The purest pleasure to be found in Ramin Bahrani's Chop Shop is in identifying its outer-borough locations: the lion’s share of the film is set in Willets Point, otherwise known as the Iron Triangle (at least until around 2014–2017, when a $3-billion redevelopment plan went into effect and entire blocks started being razed). This roughly 60-acre pocket of Queens sandwiched between Corona and Flushing was once home to over 200 garages and auto body shops: a remnant, as a friend of mine observed, of the old-world production process that incentivized the clustering of businesses engaged in the same industry. (For other examples of this phenomenon, see Arthur Avenue Retail Market in the Bronx or the erstwhile Book Row on Fourth Avenue.) Other locations include the old Kosciuszko Bridge; built in 1939 and demolished in 2017, the New York Times eulogized it as “a despised hunk of steel that stitched Brooklyn and Queens together through 78 years of congestion and complaint.” And the Borden Avenue bridge, which crosses the Dutch Kills tributary of Newtown Creek, makes its only silver screen appearance that I’m aware of.
Chop Shop is also a fantastic mid-aughts time capsule, kryptonite for an aging millennial like me. Ahmad Razvi checks his SMSs on his Motorola Razr V3 and our adolescent hero, Alejandro Polanco, hawks bootleg DVDs in his spare time. The design of the cars on display, which tend to be ’80s and ’90s model years, surpasses that of contemporary cars in many ways, particularly in headlamp styling. Nowhere to be found in Chop Shop are the “angry” headlamps that became dominant in the late aughts and make every contemporary car look like a petulant child. The cars you’ll see criss-crossing Willets Point Boulevard have a wide range of expressions; of particular note are a 2000 Saturn SL2 with its idiosyncratically close-set headlights and a 1995 Dodge Neon with its famously cute oval lights.
Plenty has been written about Bahrani’s uncanny ability to capture naturalistic performances that feel entirely unrehearsed—comparisons to Vittorio De Sica and other neorealists abound—but Bahrani approaches his material with an almost Kubrickian formalism, often insisting on dozens of takes.
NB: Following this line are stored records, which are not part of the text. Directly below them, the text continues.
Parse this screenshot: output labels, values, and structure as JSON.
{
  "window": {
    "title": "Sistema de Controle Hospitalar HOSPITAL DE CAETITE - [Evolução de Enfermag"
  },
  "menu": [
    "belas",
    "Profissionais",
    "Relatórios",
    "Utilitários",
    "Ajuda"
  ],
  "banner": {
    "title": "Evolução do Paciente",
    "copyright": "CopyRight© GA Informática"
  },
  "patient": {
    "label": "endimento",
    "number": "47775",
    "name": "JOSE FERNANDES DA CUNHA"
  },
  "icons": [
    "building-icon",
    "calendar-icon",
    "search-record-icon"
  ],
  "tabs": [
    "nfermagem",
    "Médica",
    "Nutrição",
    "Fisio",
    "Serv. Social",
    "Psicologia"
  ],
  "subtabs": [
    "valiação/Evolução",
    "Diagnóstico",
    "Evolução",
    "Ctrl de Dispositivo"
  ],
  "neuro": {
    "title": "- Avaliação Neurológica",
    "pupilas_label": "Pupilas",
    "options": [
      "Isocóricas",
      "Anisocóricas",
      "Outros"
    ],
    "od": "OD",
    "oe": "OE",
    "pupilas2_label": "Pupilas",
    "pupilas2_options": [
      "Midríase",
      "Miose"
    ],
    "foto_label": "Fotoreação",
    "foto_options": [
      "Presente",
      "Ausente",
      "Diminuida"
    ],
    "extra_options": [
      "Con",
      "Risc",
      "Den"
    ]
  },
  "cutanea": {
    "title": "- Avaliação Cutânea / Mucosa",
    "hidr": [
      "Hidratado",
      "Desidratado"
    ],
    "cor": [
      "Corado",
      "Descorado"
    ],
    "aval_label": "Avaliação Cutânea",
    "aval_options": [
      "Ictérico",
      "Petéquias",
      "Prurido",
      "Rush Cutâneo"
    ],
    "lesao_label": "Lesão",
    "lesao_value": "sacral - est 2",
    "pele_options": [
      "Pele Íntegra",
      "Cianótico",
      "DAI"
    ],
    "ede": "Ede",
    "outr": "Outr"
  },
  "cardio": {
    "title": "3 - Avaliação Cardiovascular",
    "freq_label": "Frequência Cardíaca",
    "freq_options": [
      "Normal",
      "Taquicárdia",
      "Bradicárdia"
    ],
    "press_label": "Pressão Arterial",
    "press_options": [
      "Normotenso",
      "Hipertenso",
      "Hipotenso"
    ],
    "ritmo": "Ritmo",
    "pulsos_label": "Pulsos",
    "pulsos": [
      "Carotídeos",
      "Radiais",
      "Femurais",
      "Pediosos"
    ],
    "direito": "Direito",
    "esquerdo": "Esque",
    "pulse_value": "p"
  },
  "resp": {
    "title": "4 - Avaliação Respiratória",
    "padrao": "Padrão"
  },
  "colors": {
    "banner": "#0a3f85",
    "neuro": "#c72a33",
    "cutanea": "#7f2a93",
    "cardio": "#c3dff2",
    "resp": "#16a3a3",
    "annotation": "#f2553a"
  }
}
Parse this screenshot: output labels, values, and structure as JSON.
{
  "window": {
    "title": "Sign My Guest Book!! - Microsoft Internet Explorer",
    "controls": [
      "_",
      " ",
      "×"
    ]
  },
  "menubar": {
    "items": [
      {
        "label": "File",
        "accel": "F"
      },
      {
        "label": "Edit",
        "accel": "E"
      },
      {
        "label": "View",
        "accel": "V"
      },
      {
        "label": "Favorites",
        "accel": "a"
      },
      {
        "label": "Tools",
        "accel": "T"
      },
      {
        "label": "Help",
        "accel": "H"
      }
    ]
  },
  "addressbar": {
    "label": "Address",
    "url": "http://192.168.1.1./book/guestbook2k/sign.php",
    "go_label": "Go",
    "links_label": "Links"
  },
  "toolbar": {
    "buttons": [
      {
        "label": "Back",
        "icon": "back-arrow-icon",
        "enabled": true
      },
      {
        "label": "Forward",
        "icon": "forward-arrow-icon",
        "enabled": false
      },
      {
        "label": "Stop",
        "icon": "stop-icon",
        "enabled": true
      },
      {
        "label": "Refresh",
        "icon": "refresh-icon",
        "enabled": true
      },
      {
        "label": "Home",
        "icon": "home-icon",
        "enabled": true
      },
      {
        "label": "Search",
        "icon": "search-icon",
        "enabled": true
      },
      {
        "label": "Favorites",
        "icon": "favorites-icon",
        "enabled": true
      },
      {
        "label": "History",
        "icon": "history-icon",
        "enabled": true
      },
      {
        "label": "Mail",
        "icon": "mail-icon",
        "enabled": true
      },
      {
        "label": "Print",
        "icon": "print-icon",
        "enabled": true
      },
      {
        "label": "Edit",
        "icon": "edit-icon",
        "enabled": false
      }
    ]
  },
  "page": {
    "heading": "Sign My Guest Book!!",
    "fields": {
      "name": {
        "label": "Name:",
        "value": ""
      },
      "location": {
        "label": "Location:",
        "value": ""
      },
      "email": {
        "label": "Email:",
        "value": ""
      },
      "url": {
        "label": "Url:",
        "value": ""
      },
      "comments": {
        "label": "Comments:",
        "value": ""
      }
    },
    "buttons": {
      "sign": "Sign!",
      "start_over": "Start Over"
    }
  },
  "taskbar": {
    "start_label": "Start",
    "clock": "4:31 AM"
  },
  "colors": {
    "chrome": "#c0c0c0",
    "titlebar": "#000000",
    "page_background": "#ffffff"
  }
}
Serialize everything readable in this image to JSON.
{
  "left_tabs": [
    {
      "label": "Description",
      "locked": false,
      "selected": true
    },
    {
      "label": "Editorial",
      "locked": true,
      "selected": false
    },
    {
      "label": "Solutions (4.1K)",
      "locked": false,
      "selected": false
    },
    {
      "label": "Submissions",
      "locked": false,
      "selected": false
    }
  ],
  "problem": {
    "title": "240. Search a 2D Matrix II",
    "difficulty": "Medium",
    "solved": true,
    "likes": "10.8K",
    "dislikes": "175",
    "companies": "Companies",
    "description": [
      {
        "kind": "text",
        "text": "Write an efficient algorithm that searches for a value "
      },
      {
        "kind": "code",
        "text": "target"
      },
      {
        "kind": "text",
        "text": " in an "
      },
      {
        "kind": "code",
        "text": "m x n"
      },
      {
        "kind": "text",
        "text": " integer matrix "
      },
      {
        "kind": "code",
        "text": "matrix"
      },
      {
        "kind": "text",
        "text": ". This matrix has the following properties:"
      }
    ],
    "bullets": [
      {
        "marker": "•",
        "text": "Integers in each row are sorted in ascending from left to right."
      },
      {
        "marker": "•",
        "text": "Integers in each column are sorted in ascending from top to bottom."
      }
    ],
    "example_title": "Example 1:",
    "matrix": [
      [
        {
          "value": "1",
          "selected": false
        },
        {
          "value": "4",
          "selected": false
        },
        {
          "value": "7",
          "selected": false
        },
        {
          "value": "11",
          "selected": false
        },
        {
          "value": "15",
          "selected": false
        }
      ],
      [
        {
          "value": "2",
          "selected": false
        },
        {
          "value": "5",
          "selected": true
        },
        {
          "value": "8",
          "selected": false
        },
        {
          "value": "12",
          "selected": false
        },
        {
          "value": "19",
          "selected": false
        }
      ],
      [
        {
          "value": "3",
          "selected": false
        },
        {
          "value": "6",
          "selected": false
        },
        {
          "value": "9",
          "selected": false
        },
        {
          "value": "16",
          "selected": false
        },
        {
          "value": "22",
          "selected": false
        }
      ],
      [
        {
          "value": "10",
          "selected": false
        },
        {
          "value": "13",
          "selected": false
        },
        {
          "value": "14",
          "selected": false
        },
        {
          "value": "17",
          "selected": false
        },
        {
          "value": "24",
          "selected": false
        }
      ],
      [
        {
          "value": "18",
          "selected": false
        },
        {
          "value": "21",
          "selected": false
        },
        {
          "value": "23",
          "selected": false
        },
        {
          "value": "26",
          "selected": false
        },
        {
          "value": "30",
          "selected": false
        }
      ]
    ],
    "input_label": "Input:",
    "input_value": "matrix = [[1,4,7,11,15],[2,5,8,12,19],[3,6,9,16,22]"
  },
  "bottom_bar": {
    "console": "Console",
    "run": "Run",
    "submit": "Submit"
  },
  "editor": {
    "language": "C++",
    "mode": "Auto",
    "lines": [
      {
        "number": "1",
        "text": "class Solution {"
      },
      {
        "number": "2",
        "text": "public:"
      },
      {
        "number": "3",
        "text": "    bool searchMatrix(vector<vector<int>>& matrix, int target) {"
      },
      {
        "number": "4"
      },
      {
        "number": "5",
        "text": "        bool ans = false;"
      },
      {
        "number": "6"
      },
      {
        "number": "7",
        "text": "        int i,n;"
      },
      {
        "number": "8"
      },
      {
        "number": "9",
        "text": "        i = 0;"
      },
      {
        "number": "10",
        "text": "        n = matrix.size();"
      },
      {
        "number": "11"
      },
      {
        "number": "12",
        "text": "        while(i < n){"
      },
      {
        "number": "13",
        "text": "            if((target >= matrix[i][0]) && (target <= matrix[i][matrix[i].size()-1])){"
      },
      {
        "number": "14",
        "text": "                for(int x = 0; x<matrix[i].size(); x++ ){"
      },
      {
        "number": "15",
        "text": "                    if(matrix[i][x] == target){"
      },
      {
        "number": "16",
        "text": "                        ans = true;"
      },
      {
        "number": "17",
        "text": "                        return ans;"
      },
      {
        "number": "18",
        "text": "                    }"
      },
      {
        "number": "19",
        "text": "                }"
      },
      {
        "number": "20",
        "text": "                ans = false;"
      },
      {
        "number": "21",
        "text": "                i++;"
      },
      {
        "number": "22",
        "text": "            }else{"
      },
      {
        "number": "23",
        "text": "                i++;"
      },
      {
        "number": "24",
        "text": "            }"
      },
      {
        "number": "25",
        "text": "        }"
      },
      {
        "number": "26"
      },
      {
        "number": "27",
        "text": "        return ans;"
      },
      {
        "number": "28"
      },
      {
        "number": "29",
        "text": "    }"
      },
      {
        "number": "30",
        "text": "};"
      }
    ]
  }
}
The level of emotional vulnerability he draws out of his non-professional actors is disarming, and embedding them directly in the intense milieu of the Iron Triangle puts Chop Shop in the company of docufiction masterworks like La Terra Trema (1948) and On the Bowery (1956). As we watch Alejandro poaching customers from adult barkers who, after business hours, set aside their differences to play cards and smoke Parliament 100s, it takes a concentrated effort to remind ourselves that we’re watching a performance and not unfiltered reality.
Chop Shop screens today, July 2, at the Museum of the Moving Image.